Flow is a popular word in the machine learning lexicon. It signifies the concept of a workflow, a critical piece of software in the ML stack that orchestrates jobs, pushing each one through a sequence of steps in a defined end-to-end process. MFlow, Argo Workflow, and Kubeflow are three open-source Kubernetes-native tools that do just that.
They were built on top of Kubernetes and are therefore able to take advantage of all the Kubernetes features. And Kubernetes is turning into the de-facto container orchestration standard for machine learning if it isn’t already.
Other popular open-source workflow engines are Luigi and Airflow. However, they’re not Kubernetes-native and by default, not ML friendly.
- Apache Airflow: Developed at Airbnb. Initial release June 2015. Has 23k stars on GitHub.
- Luigi: Developed by Spotify: Initial release in 2011. Has 15k stars on GitHub.
MLflow
MLflow, developed by Databricks, is more than just a workflow tool, it is a platform with a comprehensive set of features that does much more. It manages the entire ML lifecycle, similar to Uber’s Michelangelo. Michelangelo is a revolutionary and proprietary platform that drives all ML innovations within Uber, managing the entire end-to-end process, from data preparation to training to deployment to monitoring, and so on. Another tool in this domain is Facebook’s FBLearner Flow.
MLflow supports several frameworks and tools. At the most basic level, it eases the process of experimentation and deployment at scale. One of the most powerful features is reproducibility, in that the same data set can be fed into multiple frameworks multiple times and the results will be the same.
One interesting tidbit, Facebook noted that the “largest improvements in accuracy came from quick experiments, feature engineering, and model tuning rather than applying fundamentally different algorithms.” The four components of MLflow are as follows:
- MLflow Tracking: Record, query, and track experiments
- MLflow Projects: Package code and reproduce on any system
- MLflow Models: Deploy models on any platform
- Model Registry: Stores, annotates, discovers, and manages ML models in a centralized repository
Argo Workflow
Argo Workflow is one of the most popular open-source Kubernetes-native workflow engines (9k stars on Github). Each step is defined within a container and it works as a directed acyclic graph (DAG) where “information must travel between vertices in a specific direction (forward)” but can’t travel back. The product is used by many, from startup to Fortune 500, and it’s highly scaleable, where it can run thousands of workflows concurrently. Argo Workflows is used for:
- ML pipelines but not specific to ML
- Extract, transform, and load (ETL)
- CI/CD and automation
- Data processing and batch
The other Argo Products include:
- Argo CD: GitOps tool for continuous delivery on Kubernetes
- Argo Rollouts: Controller that provides blue-green and canary deployment, and canary analysis
- Argo Events: Event-driven tool that helps trigger container objects, Argo workflows, and serverless workloads from different sources like S3, schedules, pubsub, etc.
Kubeflow
Google developed Kubeflow is an open-source Kubernetes-native platform for creating workflows, training models, and deploying them. It was designed specifically for machine learning. One of the important features is Kubeflow Pipelines which was developed from Argo Workflow.
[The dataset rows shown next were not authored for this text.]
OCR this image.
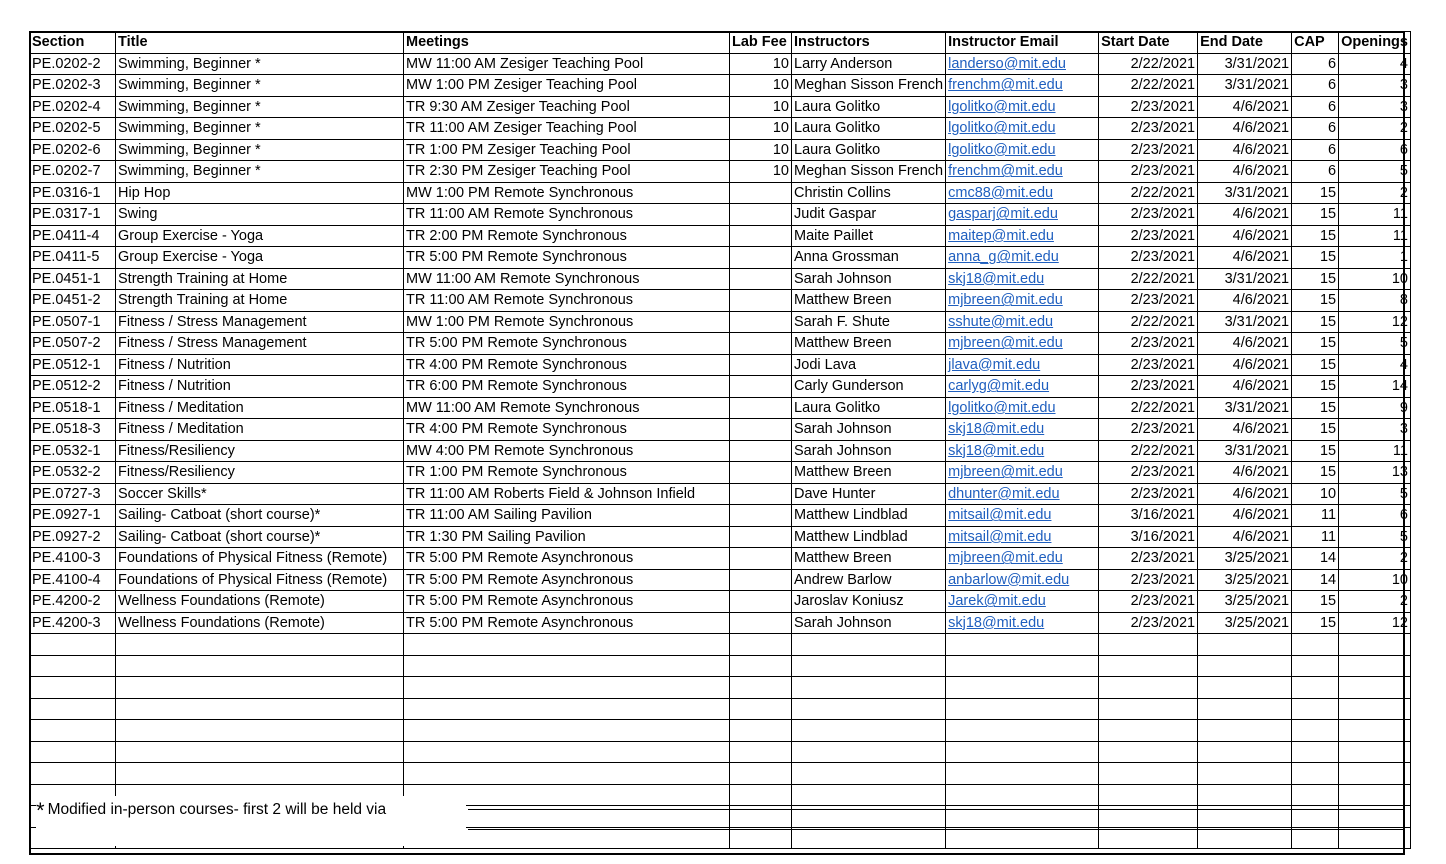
Section	Title	Meetings	Lab Fee	Instructors	Instructor Email	Start Date	End Date	CAP	Openings
PE.0202-2	Swimming, Beginner *	MW 11:00 AM Zesiger Teaching Pool	10	Larry Anderson	landerso@mit.edu	2/22/2021	3/31/2021	6	4
PE.0202-3	Swimming, Beginner *	MW 1:00 PM Zesiger Teaching Pool	10	Meghan Sisson French	frenchm@mit.edu	2/22/2021	3/31/2021	6	3
PE.0202-4	Swimming, Beginner *	TR 9:30 AM Zesiger Teaching Pool	10	Laura Golitko	lgolitko@mit.edu	2/23/2021	4/6/2021	6	3
PE.0202-5	Swimming, Beginner *	TR 11:00 AM Zesiger Teaching Pool	10	Laura Golitko	lgolitko@mit.edu	2/23/2021	4/6/2021	6	2
PE.0202-6	Swimming, Beginner *	TR 1:00 PM Zesiger Teaching Pool	10	Laura Golitko	lgolitko@mit.edu	2/23/2021	4/6/2021	6	6
PE.0202-7	Swimming, Beginner *	TR 2:30 PM Zesiger Teaching Pool	10	Meghan Sisson French	frenchm@mit.edu	2/23/2021	4/6/2021	6	5
PE.0316-1	Hip Hop	MW 1:00 PM Remote Synchronous		Christin Collins	cmc88@mit.edu	2/22/2021	3/31/2021	15	2
PE.0317-1	Swing	TR 11:00 AM Remote Synchronous		Judit Gaspar	gasparj@mit.edu	2/23/2021	4/6/2021	15	11
PE.0411-4	Group Exercise - Yoga	TR 2:00 PM Remote Synchronous		Maite Paillet	maitep@mit.edu	2/23/2021	4/6/2021	15	11
PE.0411-5	Group Exercise - Yoga	TR 5:00 PM Remote Synchronous		Anna Grossman	anna_g@mit.edu	2/23/2021	4/6/2021	15	1
PE.0451-1	Strength Training at Home	MW 11:00 AM Remote Synchronous		Sarah Johnson	skj18@mit.edu	2/22/2021	3/31/2021	15	10
PE.0451-2	Strength Training at Home	TR 11:00 AM Remote Synchronous		Matthew Breen	mjbreen@mit.edu	2/23/2021	4/6/2021	15	8
PE.0507-1	Fitness / Stress Management	MW 1:00 PM Remote Synchronous		Sarah F. Shute	sshute@mit.edu	2/22/2021	3/31/2021	15	12
PE.0507-2	Fitness / Stress Management	TR 5:00 PM Remote Synchronous		Matthew Breen	mjbreen@mit.edu	2/23/2021	4/6/2021	15	5
PE.0512-1	Fitness / Nutrition	TR 4:00 PM Remote Synchronous		Jodi Lava	jlava@mit.edu	2/23/2021	4/6/2021	15	4
PE.0512-2	Fitness / Nutrition	TR 6:00 PM Remote Synchronous		Carly Gunderson	carlyg@mit.edu	2/23/2021	4/6/2021	15	14
PE.0518-1	Fitness / Meditation	MW 11:00 AM Remote Synchronous		Laura Golitko	lgolitko@mit.edu	2/22/2021	3/31/2021	15	9
PE.0518-3	Fitness / Meditation	TR 4:00 PM Remote Synchronous		Sarah Johnson	skj18@mit.edu	2/23/2021	4/6/2021	15	3
PE.0532-1	Fitness/Resiliency	MW 4:00 PM Remote Synchronous		Sarah Johnson	skj18@mit.edu	2/22/2021	3/31/2021	15	11
PE.0532-2	Fitness/Resiliency	TR 1:00 PM Remote Synchronous		Matthew Breen	mjbreen@mit.edu	2/23/2021	4/6/2021	15	13
PE.0727-3	Soccer Skills*	TR 11:00 AM Roberts Field & Johnson Infield		Dave Hunter	dhunter@mit.edu	2/23/2021	4/6/2021	10	5
PE.0927-1	Sailing- Catboat (short course)*	TR 11:00 AM Sailing Pavilion		Matthew Lindblad	mitsail@mit.edu	3/16/2021	4/6/2021	11	6
PE.0927-2	Sailing- Catboat (short course)*	TR 1:30 PM Sailing Pavilion		Matthew Lindblad	mitsail@mit.edu	3/16/2021	4/6/2021	11	5
PE.4100-3	Foundations of Physical Fitness (Remote)	TR 5:00 PM Remote Asynchronous		Matthew Breen	mjbreen@mit.edu	2/23/2021	3/25/2021	14	2
PE.4100-4	Foundations of Physical Fitness (Remote)	TR 5:00 PM Remote Asynchronous		Andrew Barlow	anbarlow@mit.edu	2/23/2021	3/25/2021	14	10
PE.4200-2	Wellness Foundations (Remote)	TR 5:00 PM Remote Asynchronous		Jaroslav Koniusz	Jarek@mit.edu	2/23/2021	3/25/2021	15	2
PE.4200-3	Wellness Foundations (Remote)	TR 5:00 PM Remote Asynchronous		Sarah Johnson	skj18@mit.edu	2/23/2021	3/25/2021	15	12

* Modified in-person courses- first 2 will be held via
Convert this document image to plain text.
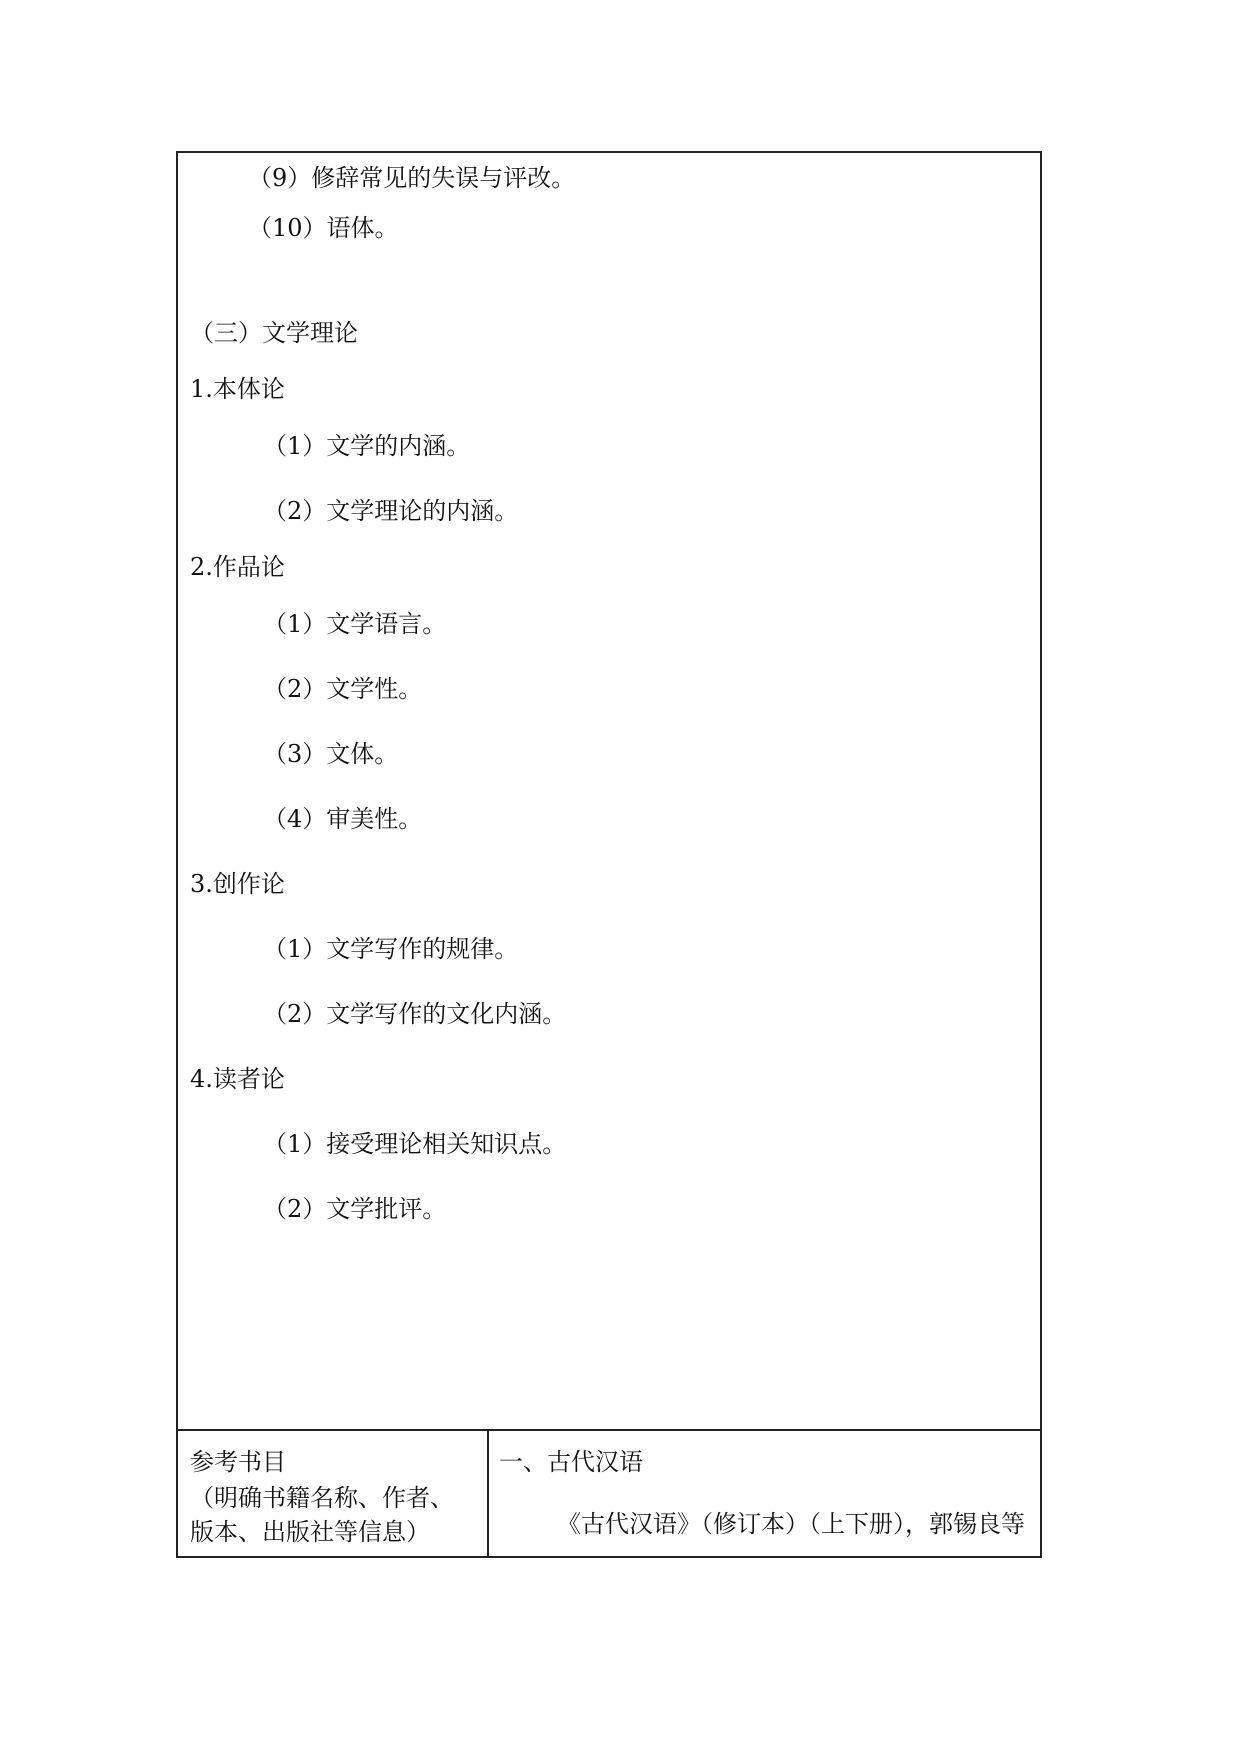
（9）修辞常见的失误与评改。
（10）语体。
（三）文学理论
1.本体论
（1）文学的内涵。
（2）文学理论的内涵。
2.作品论
（1）文学语言。
（2）文学性。
（3）文体。
（4）审美性。
3.创作论
（1）文学写作的规律。
（2）文学写作的文化内涵。
4.读者论
（1）接受理论相关知识点。
（2）文学批评。
参考书目
（明确书籍名称、作者、
版本、出版社等信息）
一、古代汉语
《古代汉语》（修订本）（上下册），郭锡良等
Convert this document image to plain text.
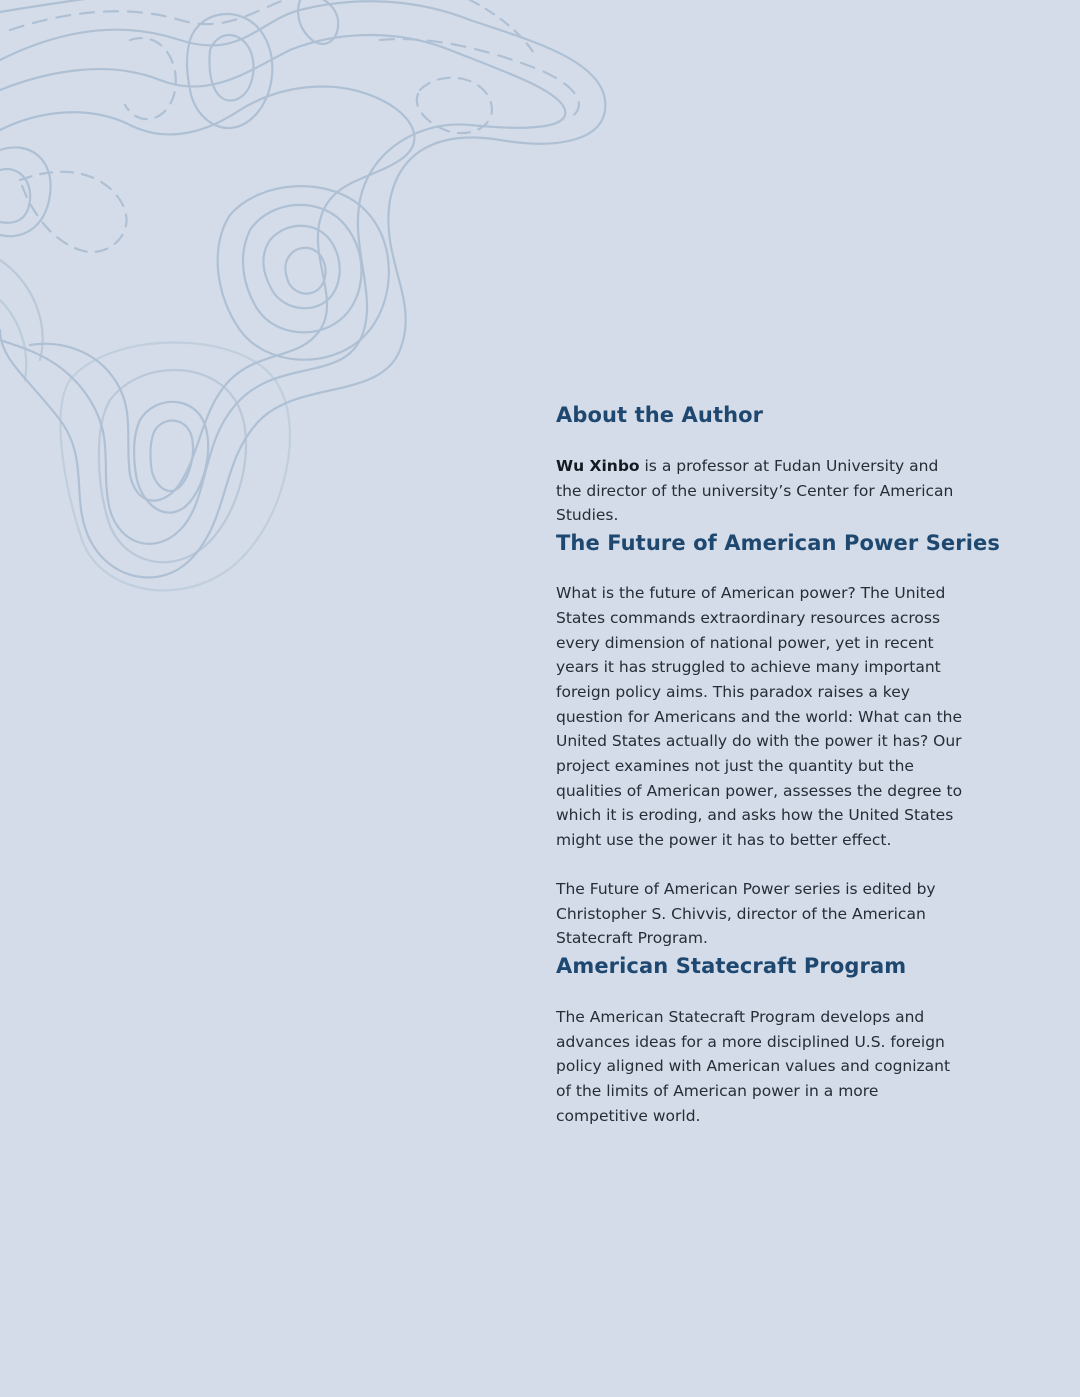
About the Author

Wu Xinbo is a professor at Fudan University and the director of the university’s Center for American Studies.

The Future of American Power Series

What is the future of American power? The United States commands extraordinary resources across every dimension of national power, yet in recent years it has struggled to achieve many important foreign policy aims. This paradox raises a key question for Americans and the world: What can the United States actually do with the power it has? Our project examines not just the quantity but the qualities of American power, assesses the degree to which it is eroding, and asks how the United States might use the power it has to better effect.

The Future of American Power series is edited by Christopher S. Chivvis, director of the American Statecraft Program.

American Statecraft Program

The American Statecraft Program develops and advances ideas for a more disciplined U.S. foreign policy aligned with American values and cognizant of the limits of American power in a more competitive world.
Kubeflow integrates with Chainer, XGBoost, MXNet, PyTorch, Istio, and several other tools. The goal of this product is to simplify the process of orchestrating, training, and deploying ML models. It’s a critical component to Google’s portfolio of ML services as well as many other startups. Kubeflow features include:
- Makes experimentation
- Scale experimentation and model deployments to thousands
- Supports AutoML
- Re-usable ML workflows
- End-to-end orchestration
- Support for a wide array of open source products
- Hard work is done behind the scenes
In summary, open-source Kubernetes-native workflow engines are playing an important part in simplifying the end-to-end process. This type of work falls under the MLOps umbrella, which marries machine learning with DevOps. Using ML models should not be confined to the domain of data scientist, but open to DevOps engineers that have experience working with data.